Fahri YURTSEVER Son rakamlara göre, cari açık yine rekor kırdı. Yıllık bazda, 30 milyar dolara yaklaştı. Bizden, 5 kat büyük bir ekonomiye sahip İtalya ile yarışıyor ve yıl sonuna kadar onu geride bırakarak, dünya 6. lığına oturması bekleniyor!
Cari açık, bu yılın ilk yedi ayında % 46 artmış. Bu pek çok ekonomisti, köşe yazarlarını korkutuyor. Sadece bu değil, büyüme de endişelendiriyor. Gariptir, insanlar büyüyelim isterken, onlar aman ha % 4-5 büyüme iyidir, üzeri -cari açığı daha da arttıracağı için- tehlikelidir uyarısı yapıyor! Krize doğru gidiyoruz demeye getiriyor ama ihtiyatlı davranıyorlar! Niye çekiniyorlar, çünkü nasıl oluyorsa, sürekli artan cari açık bir şekilde finanse ediliyor. O kadar belirsizlik var ki, kimse şifre uyduramıyor! Belirsizlik, kırılganlıkla yan yana gelince ihtiyatlı olmaktan, ortaya konuşmaktan, hem nalına hem mıhına dokundurmaktan başka yol kalmıyor. Aksi halde, karizmayı çizdirmek var.
Bu tutumu aşmak isteyen kimi arkadaşlar ve kimi strateji kuruluşları, 2001 krizine ilişkin göstergeleri-analizleri yeniden inceledi ve net-hata noksan kalemi denilen, kaynağı belirsiz para girişini ciddi takibe aldı. Türkiye’nin 9-10 milyar dolarlık bir açıkla bile yeniden krize sürükleneceği, mesela 2004 yılı için, kriz tahminleri bile yapıldı. 2005 Eylülü için benzer öngörülerde bulunuldu. Ama, görüldüğü üzere pek işe yaramadı.
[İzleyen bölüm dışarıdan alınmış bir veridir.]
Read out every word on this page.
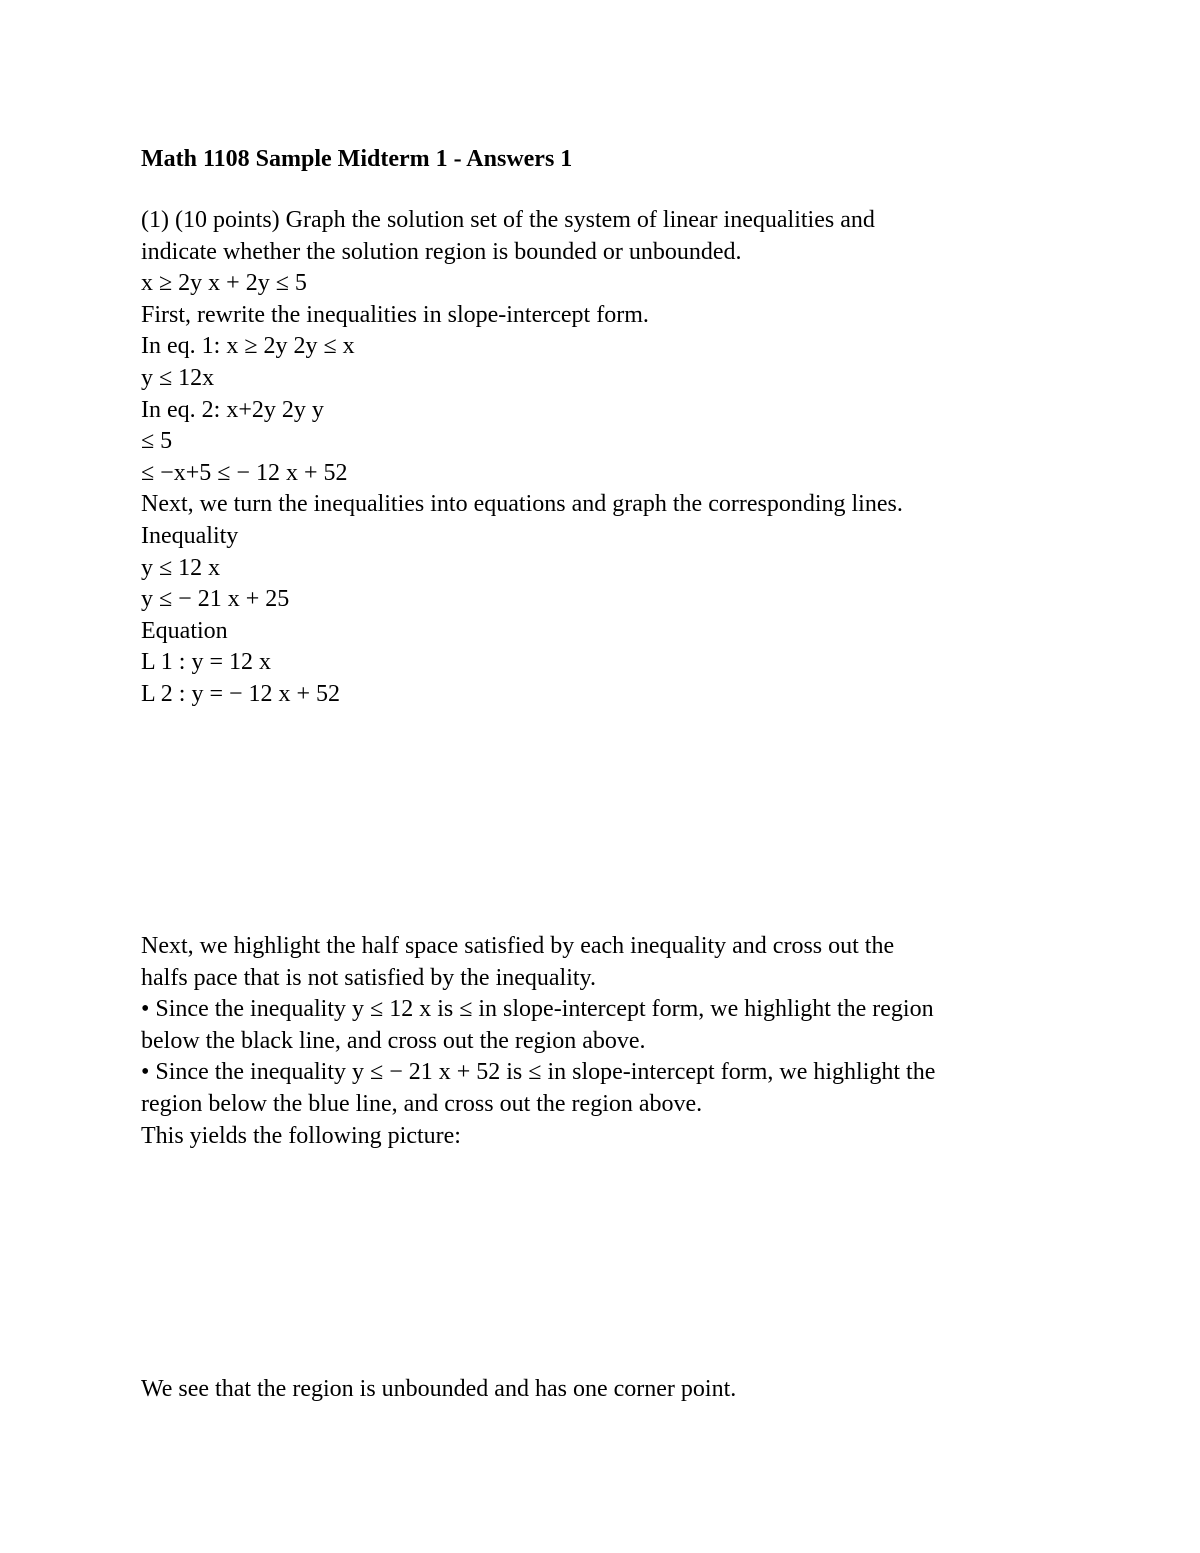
Math 1108 Sample Midterm 1 - Answers 1
(1) (10 points) Graph the solution set of the system of linear inequalities and
indicate whether the solution region is bounded or unbounded.
x ≥ 2y x + 2y ≤ 5
First, rewrite the inequalities in slope-intercept form.
In eq. 1: x ≥ 2y 2y ≤ x
y ≤ 12x
In eq. 2: x+2y 2y y
≤ 5
≤ −x+5 ≤ − 12 x + 52
Next, we turn the inequalities into equations and graph the corresponding lines.
Inequality
y ≤ 12 x
y ≤ − 21 x + 25
Equation
L 1 : y = 12 x
L 2 : y = − 12 x + 52
Next, we highlight the half space satisfied by each inequality and cross out the
halfs pace that is not satisfied by the inequality.
• Since the inequality y ≤ 12 x is ≤ in slope-intercept form, we highlight the region
below the black line, and cross out the region above.
• Since the inequality y ≤ − 21 x + 52 is ≤ in slope-intercept form, we highlight the
region below the blue line, and cross out the region above.
This yields the following picture:
We see that the region is unbounded and has one corner point.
Ekonomistlerin korktukları kadar, ekonomik kurumlarımızın başındakiler korkmuyorlar. Aksine çok rahatlar! 3 ay önce, Mayıs-Haziran’da kıyısından döndükleri kriz tedirginliğini atlatmışlar, topluca uçaklara dolmuşlar, geceliği 700 dolara ulaşan otel fiyatlarına da aldırmadan Singapur’a, IMF-Dünya Bankası Yıllık Ortak Toplantısı’na gitmişler. Sn Babacan, Hazine Müsteşarı, Merkez Bankası Başkanı, BBDK yetkilileri kalabalık bir heyetle, 15-23 Eylül tarihlerinde arasında yapılan toplantılarda, konferans ve panellerde ülkemizdeki yatırım ortamını anlatacaklar ve uluslararası yatırımcıların şikayetlerini not alacaklar. Birde, ücreti mukabili katılabildiğiniz, IMF seminerlerine katılıp, ekonomi öğrenecekler!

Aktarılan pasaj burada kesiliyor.